Per fare alcuni esempi possiamo ragionare sulla dinamica fra il sistema comunista e quello capitalista che ha caratterizzato la cosiddetta guerra fredda: l’ideologia comunista ha senz’altro soppresso i diritti religiosi, personali e di espressione di molti popoli nello sforzo di realizzare una società nella quale l’eguaglianza doveva essere raggiunta a discapito della natura. Non esitò ad utilizzare la violenza interna per piegare coloro che si opponevano alla sua ideologia, realizzando un sistema concentrazionario nel quale gli oppositori venivano internati ed uccisi senza alcun rispetto per la dignità umana. Fu però, nello stesso tempo, un freno potente ad un capitalismo relativista e selvaggio che voleva cercare il profitto prescindendo dalla ricerca del bene comune e, quindi, realizzando anch’esso una situazione di oppressione.
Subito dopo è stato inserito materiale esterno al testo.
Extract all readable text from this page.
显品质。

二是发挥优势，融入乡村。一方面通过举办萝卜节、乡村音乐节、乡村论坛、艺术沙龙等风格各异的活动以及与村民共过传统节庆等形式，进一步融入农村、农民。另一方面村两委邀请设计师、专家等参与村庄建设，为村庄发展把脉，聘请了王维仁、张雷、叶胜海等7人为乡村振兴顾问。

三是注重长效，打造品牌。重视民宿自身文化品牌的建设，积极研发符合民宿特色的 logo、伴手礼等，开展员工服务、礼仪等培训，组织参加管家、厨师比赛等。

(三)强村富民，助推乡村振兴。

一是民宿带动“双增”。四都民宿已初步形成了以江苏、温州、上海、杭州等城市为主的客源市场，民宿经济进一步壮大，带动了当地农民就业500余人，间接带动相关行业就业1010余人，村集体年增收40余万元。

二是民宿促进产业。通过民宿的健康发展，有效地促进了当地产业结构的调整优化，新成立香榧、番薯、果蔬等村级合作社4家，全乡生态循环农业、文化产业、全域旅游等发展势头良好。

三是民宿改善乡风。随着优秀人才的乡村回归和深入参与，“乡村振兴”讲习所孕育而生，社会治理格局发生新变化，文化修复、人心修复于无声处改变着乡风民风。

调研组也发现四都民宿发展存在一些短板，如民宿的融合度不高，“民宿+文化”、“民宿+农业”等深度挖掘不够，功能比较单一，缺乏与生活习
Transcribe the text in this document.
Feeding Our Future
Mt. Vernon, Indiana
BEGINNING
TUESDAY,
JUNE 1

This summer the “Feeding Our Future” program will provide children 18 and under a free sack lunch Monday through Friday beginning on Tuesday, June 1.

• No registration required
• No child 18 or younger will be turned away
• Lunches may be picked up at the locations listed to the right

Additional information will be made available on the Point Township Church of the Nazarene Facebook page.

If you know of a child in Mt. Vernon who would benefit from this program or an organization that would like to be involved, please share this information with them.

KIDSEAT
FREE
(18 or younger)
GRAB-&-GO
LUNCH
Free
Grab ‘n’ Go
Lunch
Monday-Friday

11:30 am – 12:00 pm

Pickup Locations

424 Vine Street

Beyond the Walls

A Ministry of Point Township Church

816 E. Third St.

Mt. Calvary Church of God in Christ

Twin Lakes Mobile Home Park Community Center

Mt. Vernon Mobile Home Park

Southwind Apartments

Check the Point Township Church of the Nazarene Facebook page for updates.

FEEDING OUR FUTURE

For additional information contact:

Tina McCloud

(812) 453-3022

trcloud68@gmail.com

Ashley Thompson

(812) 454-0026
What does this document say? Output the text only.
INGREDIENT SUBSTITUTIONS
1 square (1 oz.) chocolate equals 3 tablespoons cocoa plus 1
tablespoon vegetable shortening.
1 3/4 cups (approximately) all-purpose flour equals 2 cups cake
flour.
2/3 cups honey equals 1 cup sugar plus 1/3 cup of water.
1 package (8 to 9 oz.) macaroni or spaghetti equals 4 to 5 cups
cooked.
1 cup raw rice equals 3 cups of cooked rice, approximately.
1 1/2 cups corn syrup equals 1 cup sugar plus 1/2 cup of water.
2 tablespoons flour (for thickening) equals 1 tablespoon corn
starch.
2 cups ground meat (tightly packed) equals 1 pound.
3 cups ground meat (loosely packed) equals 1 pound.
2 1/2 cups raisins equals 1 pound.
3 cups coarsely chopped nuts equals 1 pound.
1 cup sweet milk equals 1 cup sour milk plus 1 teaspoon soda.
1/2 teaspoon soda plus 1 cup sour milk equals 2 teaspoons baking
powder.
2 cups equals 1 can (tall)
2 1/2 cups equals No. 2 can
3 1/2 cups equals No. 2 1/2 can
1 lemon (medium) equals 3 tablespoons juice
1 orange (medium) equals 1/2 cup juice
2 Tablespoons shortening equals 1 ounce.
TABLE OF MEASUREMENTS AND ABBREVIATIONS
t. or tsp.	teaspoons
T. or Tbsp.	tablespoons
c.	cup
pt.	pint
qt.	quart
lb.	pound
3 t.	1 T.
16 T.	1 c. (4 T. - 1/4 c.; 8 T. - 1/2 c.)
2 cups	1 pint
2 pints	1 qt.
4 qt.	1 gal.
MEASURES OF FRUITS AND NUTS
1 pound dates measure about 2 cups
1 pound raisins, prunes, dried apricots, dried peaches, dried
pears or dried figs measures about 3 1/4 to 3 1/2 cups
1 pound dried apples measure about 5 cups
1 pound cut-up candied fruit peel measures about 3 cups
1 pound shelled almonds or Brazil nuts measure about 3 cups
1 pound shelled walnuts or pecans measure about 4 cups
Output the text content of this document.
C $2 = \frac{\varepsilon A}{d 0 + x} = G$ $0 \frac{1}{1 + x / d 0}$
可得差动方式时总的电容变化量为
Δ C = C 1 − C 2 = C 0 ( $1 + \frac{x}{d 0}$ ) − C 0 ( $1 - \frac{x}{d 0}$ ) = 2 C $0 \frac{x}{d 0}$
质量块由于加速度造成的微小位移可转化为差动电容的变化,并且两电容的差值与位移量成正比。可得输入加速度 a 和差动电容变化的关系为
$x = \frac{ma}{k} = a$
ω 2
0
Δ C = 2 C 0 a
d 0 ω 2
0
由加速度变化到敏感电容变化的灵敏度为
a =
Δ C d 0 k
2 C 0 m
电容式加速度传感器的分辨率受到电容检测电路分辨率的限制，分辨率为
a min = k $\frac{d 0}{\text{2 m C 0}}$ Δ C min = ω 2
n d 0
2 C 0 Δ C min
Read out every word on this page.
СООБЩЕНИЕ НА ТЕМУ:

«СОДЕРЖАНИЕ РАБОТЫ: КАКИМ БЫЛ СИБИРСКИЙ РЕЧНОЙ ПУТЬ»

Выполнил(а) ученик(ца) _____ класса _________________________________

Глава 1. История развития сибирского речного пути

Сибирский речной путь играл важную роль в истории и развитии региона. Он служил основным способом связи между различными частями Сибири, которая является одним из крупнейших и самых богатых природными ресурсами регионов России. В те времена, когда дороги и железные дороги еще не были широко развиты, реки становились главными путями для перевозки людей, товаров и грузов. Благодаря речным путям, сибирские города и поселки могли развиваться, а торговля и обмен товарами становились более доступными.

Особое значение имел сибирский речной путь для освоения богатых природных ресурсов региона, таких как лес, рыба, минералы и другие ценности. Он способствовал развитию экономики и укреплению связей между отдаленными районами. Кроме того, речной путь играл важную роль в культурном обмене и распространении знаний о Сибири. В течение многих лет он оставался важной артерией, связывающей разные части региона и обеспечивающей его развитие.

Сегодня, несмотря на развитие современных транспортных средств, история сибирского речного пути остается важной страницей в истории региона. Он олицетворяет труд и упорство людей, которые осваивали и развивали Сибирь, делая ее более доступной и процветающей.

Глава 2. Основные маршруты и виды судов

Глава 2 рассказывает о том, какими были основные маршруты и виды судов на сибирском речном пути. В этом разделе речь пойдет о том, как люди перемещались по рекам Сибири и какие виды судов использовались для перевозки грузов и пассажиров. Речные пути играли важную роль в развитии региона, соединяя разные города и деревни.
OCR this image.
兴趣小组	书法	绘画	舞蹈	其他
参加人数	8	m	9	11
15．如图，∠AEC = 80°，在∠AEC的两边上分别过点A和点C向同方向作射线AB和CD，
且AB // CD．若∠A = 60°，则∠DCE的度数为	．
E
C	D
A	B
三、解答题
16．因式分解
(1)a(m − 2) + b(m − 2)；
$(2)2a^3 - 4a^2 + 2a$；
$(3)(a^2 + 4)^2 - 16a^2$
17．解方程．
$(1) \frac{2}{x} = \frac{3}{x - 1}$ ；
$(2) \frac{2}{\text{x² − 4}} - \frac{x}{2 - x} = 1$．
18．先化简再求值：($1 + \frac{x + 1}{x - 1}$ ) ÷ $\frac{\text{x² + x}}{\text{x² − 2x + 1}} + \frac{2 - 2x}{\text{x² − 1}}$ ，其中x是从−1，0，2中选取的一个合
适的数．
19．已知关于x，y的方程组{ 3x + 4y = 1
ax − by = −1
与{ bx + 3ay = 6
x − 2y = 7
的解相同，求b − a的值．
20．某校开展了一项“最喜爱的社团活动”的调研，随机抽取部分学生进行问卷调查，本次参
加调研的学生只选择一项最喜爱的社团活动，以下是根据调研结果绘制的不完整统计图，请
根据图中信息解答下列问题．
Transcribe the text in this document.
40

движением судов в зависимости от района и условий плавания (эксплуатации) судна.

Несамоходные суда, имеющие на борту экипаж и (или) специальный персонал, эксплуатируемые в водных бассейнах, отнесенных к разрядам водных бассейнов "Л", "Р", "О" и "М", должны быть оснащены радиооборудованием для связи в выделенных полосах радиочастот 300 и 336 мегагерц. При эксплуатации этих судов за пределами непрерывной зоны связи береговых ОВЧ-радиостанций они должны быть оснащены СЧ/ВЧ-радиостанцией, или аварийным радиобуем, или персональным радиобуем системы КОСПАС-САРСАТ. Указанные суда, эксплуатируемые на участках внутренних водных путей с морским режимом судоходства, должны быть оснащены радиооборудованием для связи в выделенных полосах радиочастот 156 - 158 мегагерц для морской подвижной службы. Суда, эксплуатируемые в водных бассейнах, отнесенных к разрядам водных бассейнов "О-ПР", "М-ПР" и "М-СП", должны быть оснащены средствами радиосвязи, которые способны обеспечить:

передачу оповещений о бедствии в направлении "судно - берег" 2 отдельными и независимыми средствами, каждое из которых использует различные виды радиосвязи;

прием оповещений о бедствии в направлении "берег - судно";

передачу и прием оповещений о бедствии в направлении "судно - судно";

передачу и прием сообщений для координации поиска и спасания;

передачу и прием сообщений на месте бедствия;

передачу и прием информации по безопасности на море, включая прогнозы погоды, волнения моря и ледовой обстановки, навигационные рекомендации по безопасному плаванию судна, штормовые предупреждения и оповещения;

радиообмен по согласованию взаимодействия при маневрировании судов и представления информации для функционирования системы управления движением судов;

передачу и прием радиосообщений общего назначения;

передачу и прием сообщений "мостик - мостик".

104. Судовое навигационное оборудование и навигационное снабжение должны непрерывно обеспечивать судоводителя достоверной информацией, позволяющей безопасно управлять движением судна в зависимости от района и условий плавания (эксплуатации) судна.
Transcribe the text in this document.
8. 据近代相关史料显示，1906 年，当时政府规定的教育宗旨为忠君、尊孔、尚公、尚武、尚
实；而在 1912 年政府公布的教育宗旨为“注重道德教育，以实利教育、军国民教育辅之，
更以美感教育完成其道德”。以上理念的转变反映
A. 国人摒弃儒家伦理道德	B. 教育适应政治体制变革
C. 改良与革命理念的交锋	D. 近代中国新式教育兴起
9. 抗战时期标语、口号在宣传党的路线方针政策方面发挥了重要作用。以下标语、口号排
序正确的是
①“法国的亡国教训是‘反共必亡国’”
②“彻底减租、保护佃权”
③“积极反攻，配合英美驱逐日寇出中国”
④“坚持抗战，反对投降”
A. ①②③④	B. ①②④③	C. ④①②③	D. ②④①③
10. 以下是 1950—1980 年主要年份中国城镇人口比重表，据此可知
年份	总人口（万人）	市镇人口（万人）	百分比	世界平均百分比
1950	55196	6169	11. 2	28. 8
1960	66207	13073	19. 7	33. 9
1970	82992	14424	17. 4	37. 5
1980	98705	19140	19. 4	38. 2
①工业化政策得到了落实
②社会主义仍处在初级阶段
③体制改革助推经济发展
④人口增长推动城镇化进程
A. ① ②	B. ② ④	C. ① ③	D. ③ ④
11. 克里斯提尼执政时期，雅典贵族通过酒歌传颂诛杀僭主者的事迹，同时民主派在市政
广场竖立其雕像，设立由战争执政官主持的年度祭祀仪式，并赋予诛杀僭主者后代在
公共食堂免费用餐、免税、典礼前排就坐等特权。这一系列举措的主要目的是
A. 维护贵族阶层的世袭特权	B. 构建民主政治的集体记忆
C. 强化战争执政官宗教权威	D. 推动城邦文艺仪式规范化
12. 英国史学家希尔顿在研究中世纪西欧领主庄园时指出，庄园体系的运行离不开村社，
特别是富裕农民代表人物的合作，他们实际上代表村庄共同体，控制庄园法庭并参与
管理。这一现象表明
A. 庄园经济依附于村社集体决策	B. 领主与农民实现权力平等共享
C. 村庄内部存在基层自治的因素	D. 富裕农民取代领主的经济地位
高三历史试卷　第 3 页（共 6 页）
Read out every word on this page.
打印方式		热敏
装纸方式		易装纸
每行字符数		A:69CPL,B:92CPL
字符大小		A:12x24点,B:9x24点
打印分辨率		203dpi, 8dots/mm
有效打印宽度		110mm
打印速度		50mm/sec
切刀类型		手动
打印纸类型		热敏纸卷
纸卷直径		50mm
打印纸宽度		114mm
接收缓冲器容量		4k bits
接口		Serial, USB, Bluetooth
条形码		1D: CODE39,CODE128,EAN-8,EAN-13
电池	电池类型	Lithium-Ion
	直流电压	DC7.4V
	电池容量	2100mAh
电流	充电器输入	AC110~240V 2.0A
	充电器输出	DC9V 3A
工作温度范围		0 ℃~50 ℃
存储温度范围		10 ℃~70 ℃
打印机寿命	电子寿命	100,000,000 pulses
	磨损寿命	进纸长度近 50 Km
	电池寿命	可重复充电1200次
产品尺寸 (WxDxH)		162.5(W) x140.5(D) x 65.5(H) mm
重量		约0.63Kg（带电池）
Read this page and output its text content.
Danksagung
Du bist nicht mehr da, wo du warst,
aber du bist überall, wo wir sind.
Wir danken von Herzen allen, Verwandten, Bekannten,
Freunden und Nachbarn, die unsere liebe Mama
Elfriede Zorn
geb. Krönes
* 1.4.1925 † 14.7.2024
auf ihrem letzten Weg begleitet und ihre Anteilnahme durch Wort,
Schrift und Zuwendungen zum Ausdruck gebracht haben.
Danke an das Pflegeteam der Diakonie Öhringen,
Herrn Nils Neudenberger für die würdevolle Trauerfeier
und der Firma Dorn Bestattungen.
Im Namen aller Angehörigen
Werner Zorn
Nella Repubblica Democratica Tedesca (DDR), lo stato-satellite dell’URSS retto ad est di Berlino, giravano barzellette che derivavano da un immaginario dialogo fra gli ascoltatori e una radio di regime, Radio Yerevan. In una di queste situazioni di domanda e risposta l’ascoltatore chiedeva «Che cosa è il capitalismo?». Radio Yerevan rispondeva con perfetta ortodossia marxista: «Lo sfruttamento dell’uomo sull’uomo». L’ascoltatore rilanciava «Ed il comunismo?», al che la replica secca era: «Il contrario».

Questa risposta spiega come spesso le situazioni storiche siano complesse e ciò che per molti versi genera un male, può risultare favorevole a realizzare delle finalità altrove positive. Da ciò dobbiamo desumere alcune conseguenze.

In primo luogo, a nessuna persona può essere assegnata la qualifica di «male assoluto, nemico irriducibile». Nelle persone singole e nelle società il male ed il bene convivono, si tratta sempre di cogliere il bene senza schematismi.

La caduta del sistema comunista ha ingenerato nei Paesi del sistema capitalista una crisi della sinistra e spesso una minore attenzione ai diritti dei “più deboli” che essa, anche insieme ad altri temi non condivisibili, ha assicurato attraverso i movimenti del socialismo riformista e i sindacati. Il sistema capitalista, per vincere il confronto con quello comunista, ha permesso che essi si affermassero mentre oggi assistiamo ad un capitalismo finanziario che tende sempre più a negarli sia nella politica interna che in quella internazionale.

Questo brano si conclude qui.